Competitor sites are a great place to look when generating keyword lists. Gather keywords from title tags, Meta descriptions, keyword tags, and on-page content. Consider both direct and indirect competitors -- most importantly, consider those sites competing in the search results.

There are a number of tools available that will help speed this process up, including Xenu Link Sleuth (free) and Screaming Frog (paid subscription). Both tools crawl a site and gather title tags and meta descriptions for the site's pages. The nice thing about Screaming Frog is that it also gives details on header tags, which typically contain keywords. Run either tool on a competitor's site and export the results into Excel. Hide unnecessary columns so that you focus on the title (the page title tag) and description (the meta description tag) columns. Then sort the title and meta description columns so that it is easier to sort through the content.

Finding keywords from competitor's pages using Xenu Link Sleuth (free tool)

Source: Data from Xenu crawl on www.unitedvanlines.com

In addition to keyword ideas, title tags provide a sign of the relative importance competitors have assigned keywords, especially if they have an SEO program. You can identify this by which keywords are in the title tag, usually the most important keyword will be listed.

When you find a row in the Xenu export that looks interesting, then go to the web page (the URL is in the address column). Look at the page for additional keyword ideas in the body copy. A tool such as SEO Quake's Keyword Density Tool is sometimes useful for drawing out interesting new keywords in longer bodies of text. (However, you have to sift through a lot of junk to find a few gems in the keyword density list. Plus, since most keyword density tools strip words such as "the," "and," and "if," the terms can sometimes be confusing and not reflect the actual terms used.) Some marketers find it easier to manually skim the body content and look for interesting keywords. Give SEO quake a try and if it doesn't work for you, then do a manual review of pages.

 

Comments

Marty DeWitt
Marty DeWitt January 19, 2012 at 6:58 PM

Jessica,

Great suggestions! I will pass this along to some of my clients developing keyword lists.

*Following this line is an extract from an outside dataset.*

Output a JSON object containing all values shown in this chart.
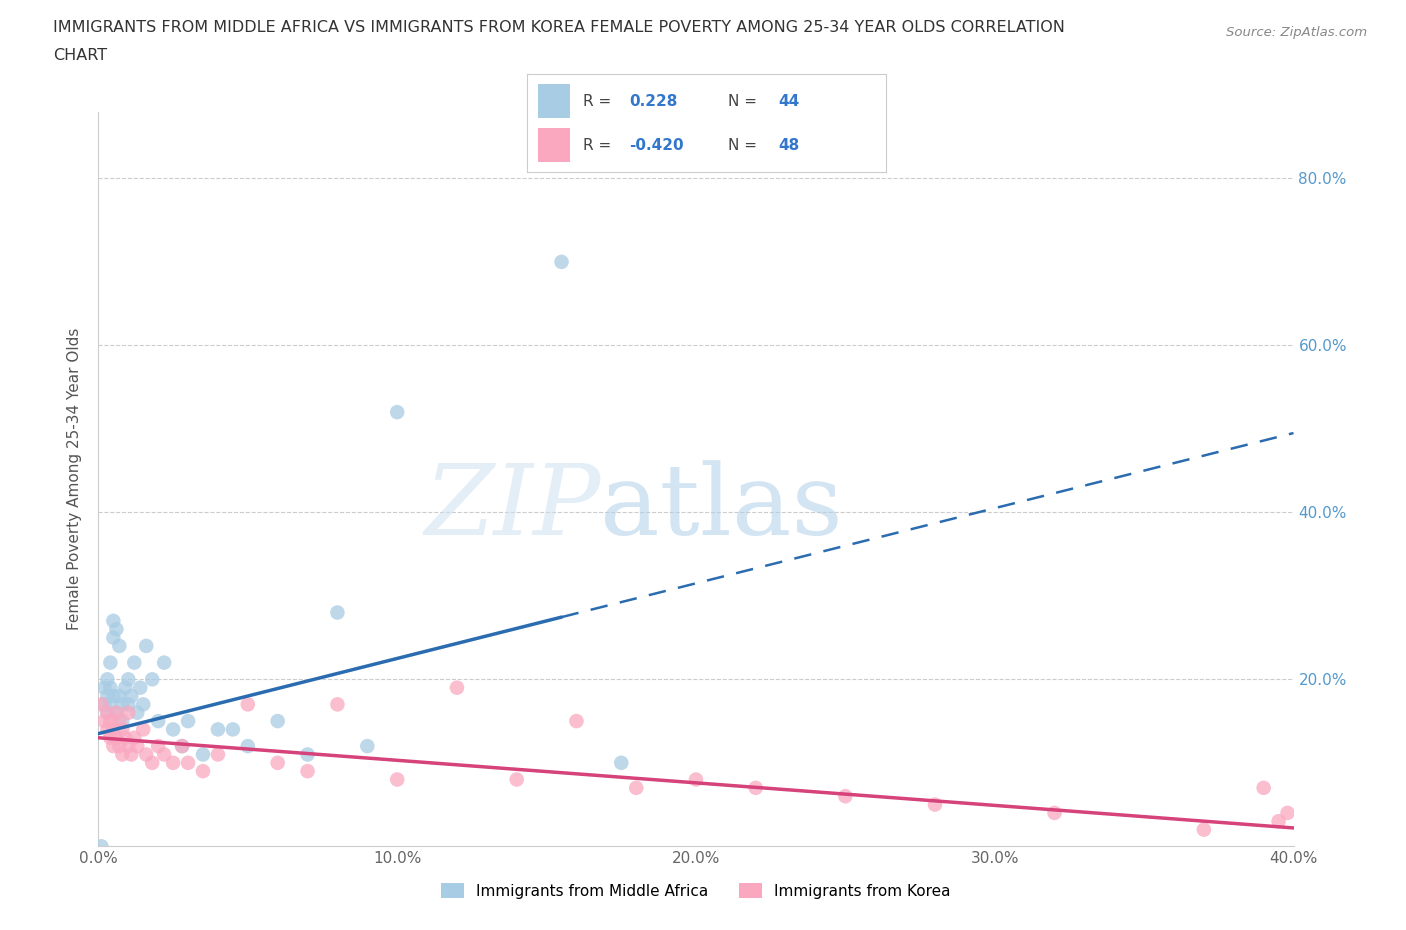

By far the most underused source of keywords are the search results (internal and external searches) is right in Google Analytics. This is where businesses will find the keywords already starting to generate traffic to their site. You can easily determine the quality of the traffic -- which keywords attract buyers to your site? And you can identify opportunities to increase traffic quickly. In your Google Analyitcs is where you'll find the "low hanging fruit" of keywords.

Marty

Nick Stamoulis
Nick Stamoulis January 19, 2012 at 3:32 PM

Checking out competitor sites is a good idea, to see what they are targeting but also to see what they aren't targeting. It's possible that they aren't targeting some good keywords, maybe some long tail or niche keywords, and it provides you with an opportunity.